Me acuerdo que me inventé un código que nos diferenciaría, lo gritábamos todos los días al inicio de nuestra jornada en lo que llamaban en el colegio: Dirección de Grupo, que no era más que ir al salón a pillarse quién había venido, cómo vinieron, si el aseo estaba hecho y demás; pero nosotros lo volvimos un espacio festivo en el que hablábamos de todo un poco y, especialmente, les insistía en la necesidad de construir algo nuevo y bueno con ellos. Ese código se llamaba DRC, Disciplina, Responsabilidad y Confianza... ¡EN SEXTO B, VIVIMOS D R C!
El punto es que me retiré del colegio a finales del 2002 y, como lastimosamente suele suceder, perdimos el contacto. Sin embargo, hace poco me encontré con un estudiante de ese curso por una de las redes sociales que existen hoy; me contó que nunca olvidaron el DRC, que lo gritaron hasta el día de su graduación y que en esa ceremonia pidieron a Dios una bendición para mí. Les juro que me emocioné muchísimo al escuchar esto, casi hasta las lágrimas; porque no alcancé a imaginar todo el bien que puede hacer Dios a través de nosotros, sin que llegamos a calcularlo siquiera.
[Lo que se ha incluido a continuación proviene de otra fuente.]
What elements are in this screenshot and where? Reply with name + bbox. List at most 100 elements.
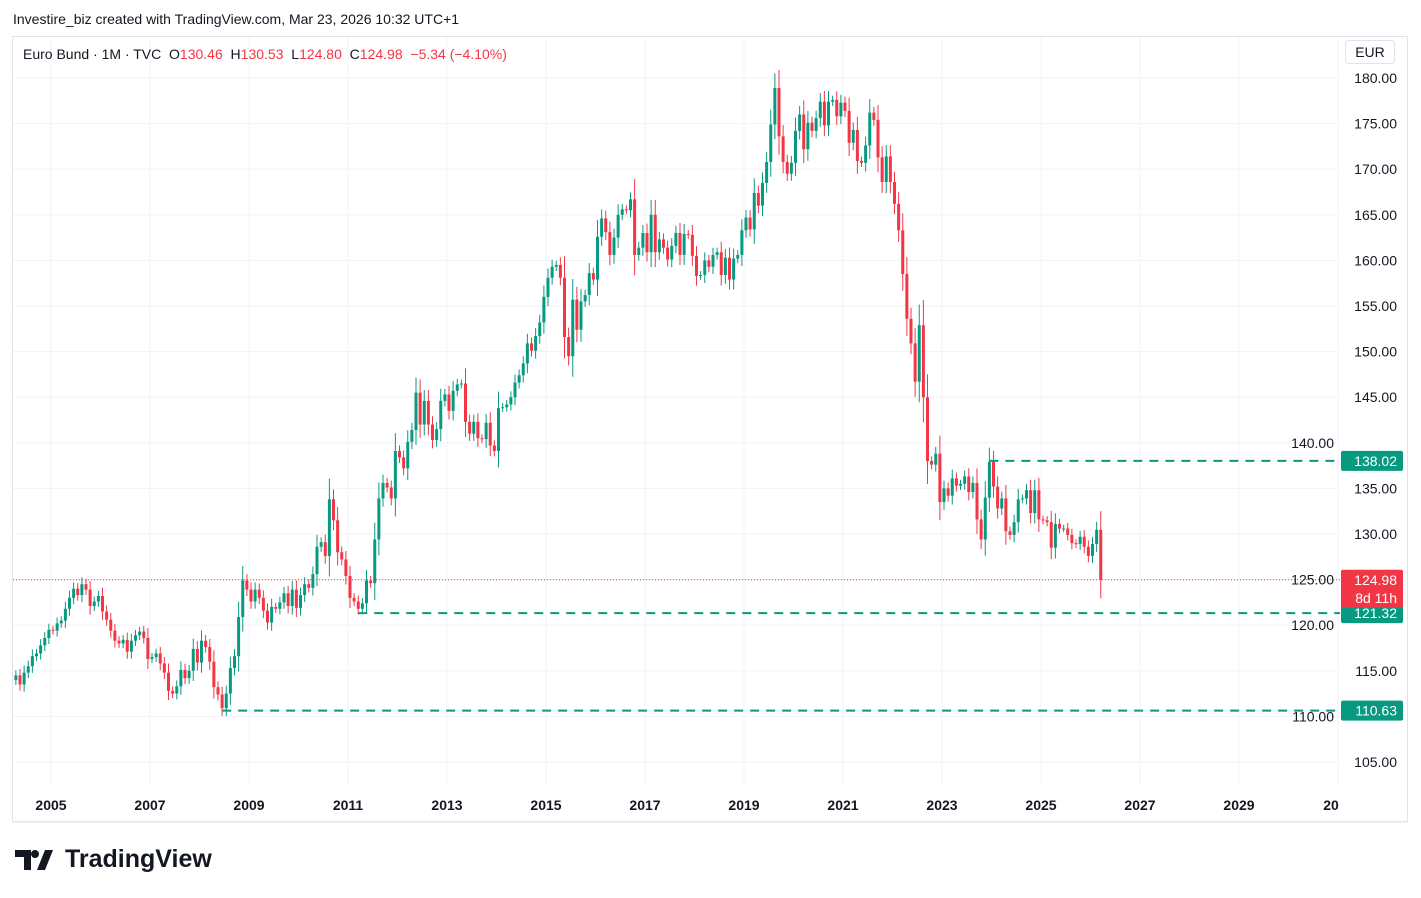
candle-body [732,258,736,280]
candle-body [806,122,810,150]
candle-body [80,584,84,596]
open-value: 130.46 [179,46,223,62]
candle-body [530,343,533,351]
candle-body [942,488,946,503]
candle-body [505,404,509,408]
candle-body [827,101,830,126]
candle-body [1037,490,1041,520]
candle-body [847,110,851,143]
candle-body [633,199,637,255]
candle-body [303,584,307,596]
candle-body [542,296,546,323]
candle-body [818,101,822,119]
x-tick-label: 2013 [431,797,462,813]
candle-body [352,597,356,602]
candle-body [162,663,166,673]
candle-body [138,631,142,636]
candle-body [447,394,451,411]
candle-body [30,656,34,667]
candle-body [761,182,764,206]
y-tick-label: 180.00 [1354,70,1397,86]
y-tick-label: 110.00 [1292,708,1334,724]
candle-body [616,214,620,238]
candle-body [662,239,665,248]
y-tick-label: 165.00 [1354,207,1397,223]
change-value: −5.34 (−4.10%) [410,46,507,62]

Me dice que todavía se reunen en pequeños grupos y que aún siguen unidos por un código que siempre será más suyo que mío. Hoy, esta noche de viernes, se reunirán a jugar fútbol en una cancha rápida de la ciudad y me invitaron a estar con ellos... claro que iré, y con ellos voy a ver si nos atrevemos a gritar al inicio en una cancha desconocida, un ideal que me dejaré enseñar de ellos... ya les contaré sobre los goles que, seguramente, meteré.
Gracias, Carmencita, importante reflexión... Bendiciones!